Митч ее любит. И если он разберется в причине ее отъезда, он бросится вдогонку, махнув рукой на все. Остается один выход — убедить его, что она его не любит. Господи, как тяжело было на это решиться. Никогда в жизни ей не было тяжелее.
Актриса она никудышная. Если бы она встретилась с Митчем лицом к лицу, он сразу раскусил бы ее игру. И потом, она сама знает — стоит ей увидеть его обиженные, растерянные глаза, и от ее решимости не останется и следа. Она, рыдая, кинется в его объятия…
Слишком многое поставлено на карту. А строить свое счастье на обломках чужого — нет, это не для нее. На самом деле Митч никогда не примирится с потерей детей, и в конце концов он начнет обвинять во всем ее.

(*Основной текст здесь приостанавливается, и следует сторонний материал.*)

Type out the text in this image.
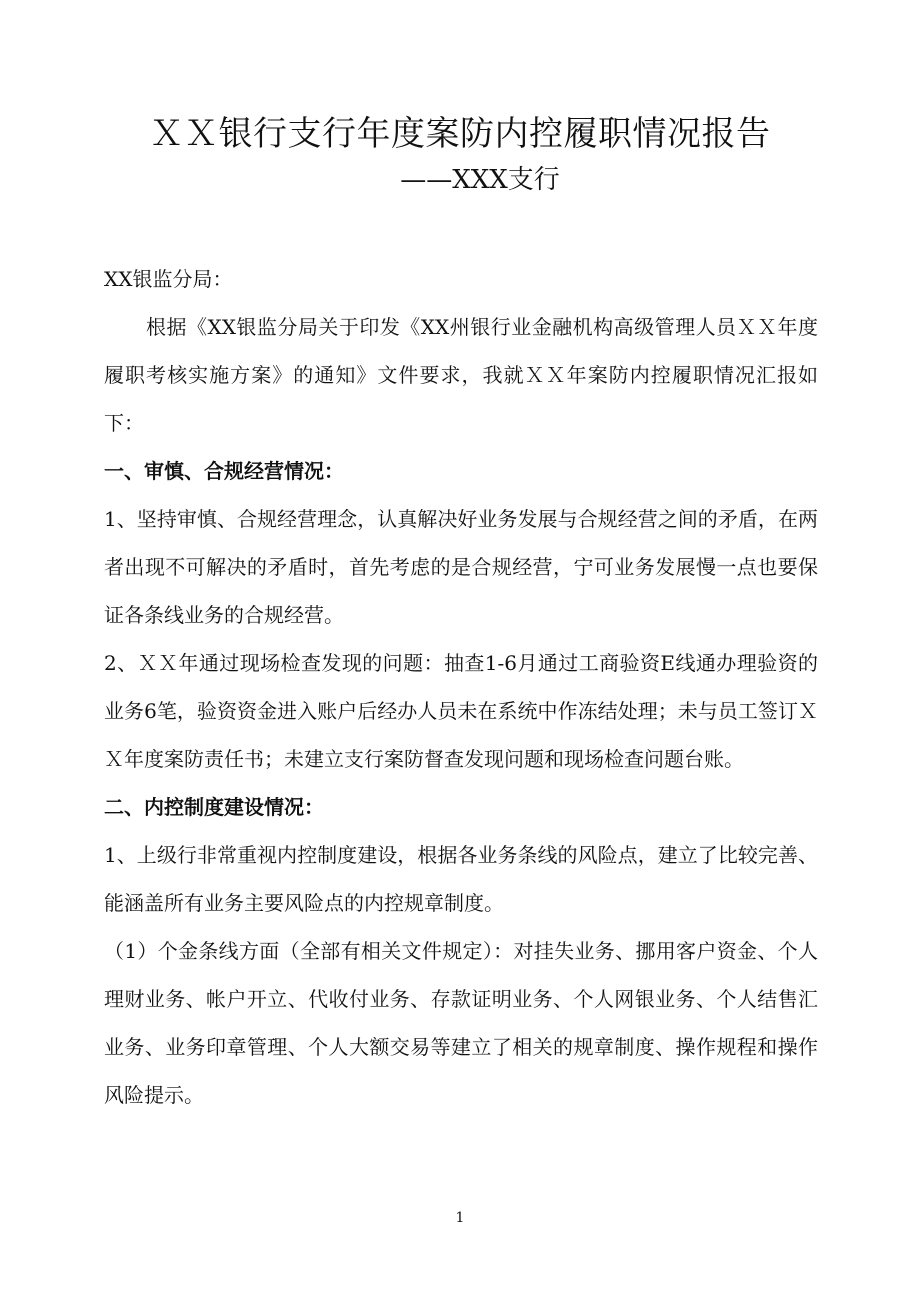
ＸＸ银行支行年度案防内控履职情况报告
——XXX支行

XX银监分局：

根据《XX银监分局关于印发《XX州银行业金融机构高级管理人员ＸＸ年度履职考核实施方案》的通知》文件要求，我就ＸＸ年案防内控履职情况汇报如下：

一、审慎、合规经营情况：

1、坚持审慎、合规经营理念，认真解决好业务发展与合规经营之间的矛盾，在两者出现不可解决的矛盾时，首先考虑的是合规经营，宁可业务发展慢一点也要保证各条线业务的合规经营。

2、ＸＸ年通过现场检查发现的问题：抽查1-6月通过工商验资E线通办理验资的业务6笔，验资资金进入账户后经办人员未在系统中作冻结处理；未与员工签订ＸＸ年度案防责任书；未建立支行案防督查发现问题和现场检查问题台账。

二、内控制度建设情况：

1、上级行非常重视内控制度建设，根据各业务条线的风险点，建立了比较完善、能涵盖所有业务主要风险点的内控规章制度。

（1）个金条线方面（全部有相关文件规定）：对挂失业务、挪用客户资金、个人理财业务、帐户开立、代收付业务、存款证明业务、个人网银业务、个人结售汇业务、业务印章管理、个人大额交易等建立了相关的规章制度、操作规程和操作风险提示。

1
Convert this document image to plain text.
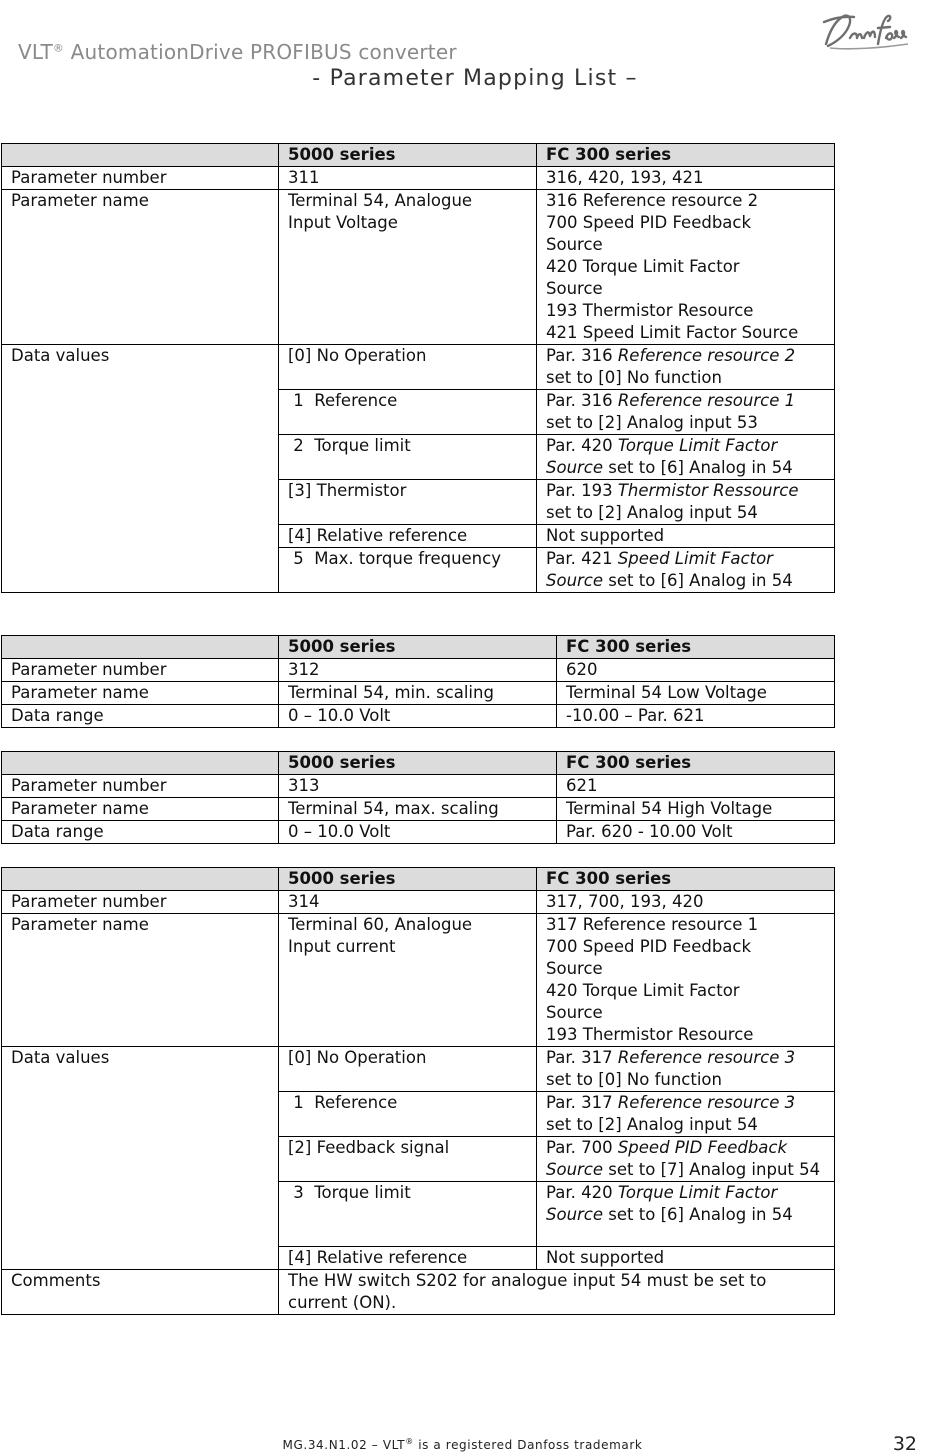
VLT® AutomationDrive PROFIBUS converter
- Parameter Mapping List –
	5000 series	FC 300 series
Parameter number	311	316, 420, 193, 421
Parameter name	Terminal 54, Analogue Input Voltage	316 Reference resource 2
700 Speed PID Feedback Source
420 Torque Limit Factor Source
193 Thermistor Resource
421 Speed Limit Factor Source

Data values	[0] No Operation	Par. 316 Reference resource 2 set to [0] No function
	1  Reference	Par. 316 Reference resource 1 set to [2] Analog input 53
	2  Torque limit	Par. 420 Torque Limit Factor Source set to [6] Analog in 54
	[3] Thermistor	Par. 193 Thermistor Ressource set to [2] Analog input 54
	[4] Relative reference	Not supported
	5  Max. torque frequency	Par. 421 Speed Limit Factor Source set to [6] Analog in 54
	5000 series	FC 300 series
Parameter number	312	620
Parameter name	Terminal 54, min. scaling	Terminal 54 Low Voltage
Data range	0 – 10.0 Volt	-10.00 – Par. 621
	5000 series	FC 300 series
Parameter number	313	621
Parameter name	Terminal 54, max. scaling	Terminal 54 High Voltage
Data range	0 – 10.0 Volt	Par. 620 - 10.00 Volt
	5000 series	FC 300 series
Parameter number	314	317, 700, 193, 420
Parameter name	Terminal 60, Analogue Input current	317 Reference resource 1
700 Speed PID Feedback Source
420 Torque Limit Factor Source
193 Thermistor Resource

Data values	[0] No Operation	Par. 317 Reference resource 3 set to [0] No function
	1  Reference	Par. 317 Reference resource 3 set to [2] Analog input 54
	[2] Feedback signal	Par. 700 Speed PID Feedback Source set to [7] Analog input 54
	3  Torque limit	Par. 420 Torque Limit Factor Source set to [6] Analog in 54
	[4] Relative reference	Not supported
Comments	The HW switch S202 for analogue input 54 must be set to current (ON).	
MG.34.N1.02 – VLT® is a registered Danfoss trademark	32
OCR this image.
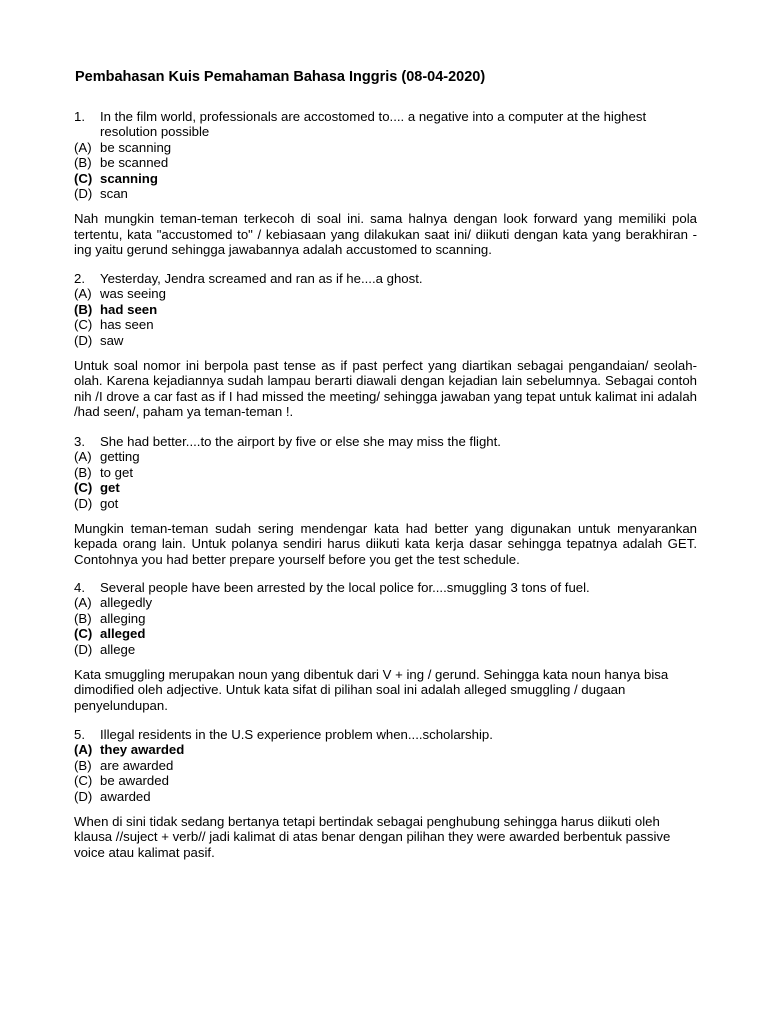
Pembahasan Kuis Pemahaman Bahasa Inggris (08-04-2020)
1. In the film world, professionals are accostomed to.... a negative into a computer at the highest resolution possible
(A) be scanning
(B) be scanned
(C) scanning
(D) scan
Nah mungkin teman-teman terkecoh di soal ini. sama halnya dengan look forward yang memiliki pola tertentu, kata "accustomed to" / kebiasaan yang dilakukan saat ini/ diikuti dengan kata yang berakhiran -ing yaitu gerund sehingga jawabannya adalah accustomed to scanning.
2. Yesterday, Jendra screamed and ran as if he....a ghost.
(A) was seeing
(B) had seen
(C) has seen
(D) saw
Untuk soal nomor ini berpola past tense as if past perfect yang diartikan sebagai pengandaian/ seolah-olah. Karena kejadiannya sudah lampau berarti diawali dengan kejadian lain sebelumnya. Sebagai contoh nih /I drove a car fast as if I had missed the meeting/ sehingga jawaban yang tepat untuk kalimat ini adalah /had seen/, paham ya teman-teman !.
3. She had better....to the airport by five or else she may miss the flight.
(A) getting
(B) to get
(C) get
(D) got
Mungkin teman-teman sudah sering mendengar kata had better yang digunakan untuk menyarankan kepada orang lain. Untuk polanya sendiri harus diikuti kata kerja dasar sehingga tepatnya adalah GET. Contohnya you had better prepare yourself before you get the test schedule.
4. Several people have been arrested by the local police for....smuggling 3 tons of fuel.
(A) allegedly
(B) alleging
(C) alleged
(D) allege
Kata smuggling merupakan noun yang dibentuk dari V + ing / gerund. Sehingga kata noun hanya bisa dimodified oleh adjective. Untuk kata sifat di pilihan soal ini adalah alleged smuggling / dugaan penyelundupan.
5. Illegal residents in the U.S experience problem when....scholarship.
(A) they awarded
(B) are awarded
(C) be awarded
(D) awarded
When di sini tidak sedang bertanya tetapi bertindak sebagai penghubung sehingga harus diikuti oleh klausa //suject + verb// jadi kalimat di atas benar dengan pilihan they were awarded berbentuk passive voice atau kalimat pasif.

А она… она не вынесет, если их любовь умрет, превратится в неприязнь и вражду.
Отец остается совсем один — мысль об этом тоже бередила Шеннон душу. Бедный, бедный папа, он-то совершенно не виноват в ее ошибках, а страдать в который раз приходится ему.
Всхлипнув, Шеннон робко взглянула на отца, и ее вдруг переполнила любовь к нему. Даже сейчас, когда Шеннон его оставляла, он, как и всю жизнь, переживал только за дочку, только о ней беспокоился. Предстоящая разлука с отцом болью отзывалась в ее сердце.
Громкоговоритель затрещал и объявил посадку на рейс Шеннон.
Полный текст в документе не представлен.